GenAI: from software, through automation, to agents
Three eras of software in one diagram. What changes when the system has to reason, and what breaks if you treat it like it doesn't.
- genai
- agents
- architecture
Software has been through two eras and is now in its third. Every one of them is still running, it is the ratio that is changing.
Software is deterministic logic operating on structured data. It does what you tell it, in the order you tell it, for as long as the power stays on.
Automation is software with its finger on other software. Cron, queues, webhooks, Zapier, workflow engines. It moves data and triggers actions across systems you don't own. It is still deterministic, the inputs and outputs are structured, but the blast radius is larger.
AI systems add a third ingredient: a model that does something deterministic code cannot do, which is interpret unstructured input and decide. That is the step change. Not text generation, decision-making over fuzzy inputs.
The mistake most teams make in 2026 is treating an AI system like a nicer automation. It is not. It is a new architectural primitive with new failure modes.
The anatomy of an AI system
Peel the marketing off any "agent" and you find the same five pieces.
Reasoning core. The model itself, prompt, structured output contract, optional thinking budget. Often a cascade: cheap model for triage, strong model for the hard cases. The prompt is source code. Version it like source code.
Context. Everything the model needs that wasn't in its weights, a retrieval pipeline (RAG), conversational memory, structured state. Bad context is the most common reason an "agent" sounds confident and is wrong.
Tools. Functions the model can call: APIs, SQL, code execution, search, another agent. A tool is a contract, name, schema, side effects, and every tool you add roughly doubles the surface area of failures you will see in production.
Guardrails. Input validation, output validation, policy checks, rate limits. These are cheap, deterministic, and the thing you will most regret skipping. Don't rely on the model to follow the rules. The rules live in code; the model gives the model's best guess.
Evals and observability. Tests, but continuous. You need ground truth, human-graded, rule-based, or LLM-as-judge (calibrated against humans on a fixed set), and you need to see every live decision in a trace viewer. Without these you are flying a plane with the windows painted over.
What changes when you add a model
Three things become load-bearing that weren't before.
Latency budgets
A single model call is 200ms, 20 seconds, depending on model, input size, and route. An agent that makes five calls to plan, five to act, and three to verify is a user waiting thirteen seconds.
You end up designing for a latency budget the way database engineers design for IOPS. Cache aggressively. Parallelize tool calls. Stream the first token so the user knows it started. Pick the smallest model that clears the eval bar. There is no such thing as "free" inference.
Cost per decision
At unit economics, every decision has a price.

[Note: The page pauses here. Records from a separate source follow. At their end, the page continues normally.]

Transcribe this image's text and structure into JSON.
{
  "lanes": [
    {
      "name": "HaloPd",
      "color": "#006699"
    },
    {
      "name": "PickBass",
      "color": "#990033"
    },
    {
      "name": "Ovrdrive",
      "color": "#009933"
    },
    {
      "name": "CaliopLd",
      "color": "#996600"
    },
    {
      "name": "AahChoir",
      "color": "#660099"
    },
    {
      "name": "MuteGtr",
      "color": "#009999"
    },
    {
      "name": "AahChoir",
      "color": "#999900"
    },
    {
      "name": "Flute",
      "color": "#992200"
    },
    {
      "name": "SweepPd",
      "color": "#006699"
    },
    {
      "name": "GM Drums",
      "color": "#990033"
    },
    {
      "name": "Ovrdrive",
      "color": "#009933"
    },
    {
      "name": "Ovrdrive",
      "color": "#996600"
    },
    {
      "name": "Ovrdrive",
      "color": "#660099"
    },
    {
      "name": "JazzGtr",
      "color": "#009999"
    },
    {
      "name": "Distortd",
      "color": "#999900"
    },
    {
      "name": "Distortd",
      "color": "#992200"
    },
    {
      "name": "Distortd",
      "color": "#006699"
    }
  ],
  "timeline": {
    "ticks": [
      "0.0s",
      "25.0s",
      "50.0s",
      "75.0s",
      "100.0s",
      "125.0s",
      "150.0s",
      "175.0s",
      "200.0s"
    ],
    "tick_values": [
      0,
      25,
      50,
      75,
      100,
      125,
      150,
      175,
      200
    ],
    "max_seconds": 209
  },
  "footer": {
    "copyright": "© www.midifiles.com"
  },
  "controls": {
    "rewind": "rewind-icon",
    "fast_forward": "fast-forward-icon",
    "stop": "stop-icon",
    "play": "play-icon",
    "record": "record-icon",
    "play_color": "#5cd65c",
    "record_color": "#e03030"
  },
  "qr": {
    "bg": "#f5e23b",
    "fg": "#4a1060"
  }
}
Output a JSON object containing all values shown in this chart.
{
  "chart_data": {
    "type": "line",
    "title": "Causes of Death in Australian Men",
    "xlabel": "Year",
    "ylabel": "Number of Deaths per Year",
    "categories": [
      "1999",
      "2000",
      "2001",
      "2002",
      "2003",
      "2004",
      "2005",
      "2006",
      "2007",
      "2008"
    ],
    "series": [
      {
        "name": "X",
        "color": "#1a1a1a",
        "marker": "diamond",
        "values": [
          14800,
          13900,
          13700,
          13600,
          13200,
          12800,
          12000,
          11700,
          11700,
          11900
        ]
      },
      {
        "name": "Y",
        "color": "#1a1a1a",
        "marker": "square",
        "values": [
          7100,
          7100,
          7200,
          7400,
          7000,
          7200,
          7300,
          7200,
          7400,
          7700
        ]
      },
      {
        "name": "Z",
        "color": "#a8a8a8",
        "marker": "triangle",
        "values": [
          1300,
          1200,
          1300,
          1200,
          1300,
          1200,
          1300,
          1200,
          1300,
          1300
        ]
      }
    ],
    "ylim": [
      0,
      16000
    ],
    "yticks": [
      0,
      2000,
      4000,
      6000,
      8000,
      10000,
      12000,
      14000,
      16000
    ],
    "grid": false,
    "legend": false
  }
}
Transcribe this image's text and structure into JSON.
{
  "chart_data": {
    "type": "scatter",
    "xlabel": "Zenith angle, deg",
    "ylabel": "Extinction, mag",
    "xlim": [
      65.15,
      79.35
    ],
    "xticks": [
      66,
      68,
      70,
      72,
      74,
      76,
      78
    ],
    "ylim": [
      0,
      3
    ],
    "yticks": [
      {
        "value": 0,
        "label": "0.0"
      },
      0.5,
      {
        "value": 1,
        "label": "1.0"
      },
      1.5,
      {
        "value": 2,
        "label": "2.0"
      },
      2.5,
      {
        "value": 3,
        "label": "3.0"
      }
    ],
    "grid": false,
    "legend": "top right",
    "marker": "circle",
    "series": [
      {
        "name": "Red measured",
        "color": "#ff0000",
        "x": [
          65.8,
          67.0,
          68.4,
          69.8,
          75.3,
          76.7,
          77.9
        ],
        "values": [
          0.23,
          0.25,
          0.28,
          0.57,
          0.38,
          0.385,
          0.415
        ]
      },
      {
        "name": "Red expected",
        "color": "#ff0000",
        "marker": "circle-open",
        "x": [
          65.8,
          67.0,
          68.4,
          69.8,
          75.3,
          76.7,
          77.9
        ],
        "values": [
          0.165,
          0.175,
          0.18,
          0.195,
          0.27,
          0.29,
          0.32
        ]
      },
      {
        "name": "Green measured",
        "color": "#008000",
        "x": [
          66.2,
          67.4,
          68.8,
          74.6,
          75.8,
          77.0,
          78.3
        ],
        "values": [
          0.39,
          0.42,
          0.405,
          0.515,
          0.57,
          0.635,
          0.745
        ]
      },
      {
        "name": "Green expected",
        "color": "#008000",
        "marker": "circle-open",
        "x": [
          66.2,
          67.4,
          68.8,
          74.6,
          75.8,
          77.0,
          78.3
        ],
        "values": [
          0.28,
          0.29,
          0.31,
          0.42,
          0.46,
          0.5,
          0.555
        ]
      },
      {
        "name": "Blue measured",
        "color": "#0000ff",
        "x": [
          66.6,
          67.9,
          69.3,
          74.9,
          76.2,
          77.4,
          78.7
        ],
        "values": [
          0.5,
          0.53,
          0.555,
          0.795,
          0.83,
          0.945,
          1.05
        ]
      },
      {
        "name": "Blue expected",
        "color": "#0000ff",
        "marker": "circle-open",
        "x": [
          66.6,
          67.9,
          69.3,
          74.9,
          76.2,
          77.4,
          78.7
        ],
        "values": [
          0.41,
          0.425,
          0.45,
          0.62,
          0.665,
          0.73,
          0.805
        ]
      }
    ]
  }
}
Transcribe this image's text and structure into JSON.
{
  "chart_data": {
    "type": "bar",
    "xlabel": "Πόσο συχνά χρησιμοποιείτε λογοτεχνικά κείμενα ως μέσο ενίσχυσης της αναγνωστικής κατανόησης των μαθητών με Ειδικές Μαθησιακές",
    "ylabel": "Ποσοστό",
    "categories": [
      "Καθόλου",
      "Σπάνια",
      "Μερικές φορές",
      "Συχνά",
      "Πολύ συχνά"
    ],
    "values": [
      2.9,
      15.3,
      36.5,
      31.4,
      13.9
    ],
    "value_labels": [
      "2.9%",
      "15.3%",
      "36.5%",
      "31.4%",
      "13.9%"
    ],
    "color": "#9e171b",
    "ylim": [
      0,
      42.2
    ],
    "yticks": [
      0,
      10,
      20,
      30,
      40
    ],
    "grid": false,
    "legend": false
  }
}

A RAG query over a 10k-token context on a frontier model is measured in cents. Multiply by millions of requests per day and the accounting department gets involved.
Two disciplines keep you solvent:
- Token budget as a product constraint. Retrieve less. Summarize context before passing it on. Use structured output to avoid burning tokens on prose when you want JSON.
- Model routing. A gateway that picks the right model per request, cheap model for 80% of queries, expensive model for the 20% that need it. Route on features, not vibes.
Evals > unit tests
Deterministic software has unit tests. AI systems have evals: a fixed set of inputs with expected outputs, a scoring function, a dashboard that shows you are not regressing.
Evals are slow, messy, and the single most useful artifact in the system. Without them, every prompt change is a coin flip. With them, you can refactor the core, switch models, and ship with confidence.
Build evals before you build the agent, not after.
The architecture that survives
A pattern that holds up once you get past the prototype:
- A gateway in front of every model call. Routes requests, enforces rate limits, retries on transient errors, injects tracing. You do not want application code talking directly to a model vendor.
- RAG as a standalone service. Not
embeddings_in_my_app.py. A service with its own indexing pipeline, eval suite, and latency budget. The application treats it like any other backend. - Tools behind typed contracts. Pydantic or JSON Schema in, validated output out. Every tool call is a row in a table with its arguments, return value, and latency. Treat it like a payment.
- A trace per conversation. Every prompt, every tool call, every retrieval, every reasoning step. OpenTelemetry or a purpose-built tracer. On-call staff should be able to reproduce any failure from the trace alone.
- Offline evals in CI, online evals in production. The offline suite blocks merges. The online suite, sampled, graded, dashboarded, catches what the offline set didn't anticipate.
The boring part that isn't
The glamorous work in GenAI is prompt engineering and model selection. The load-bearing work is evals, observability, and the gateway. The teams that will still be running their AI systems in two years are the ones investing more in the second list than the first.
Every era of software has rewarded the teams who treated their runtime as a serious piece of infrastructure. AI systems are no exception. The only difference is that the runtime now has an opinion.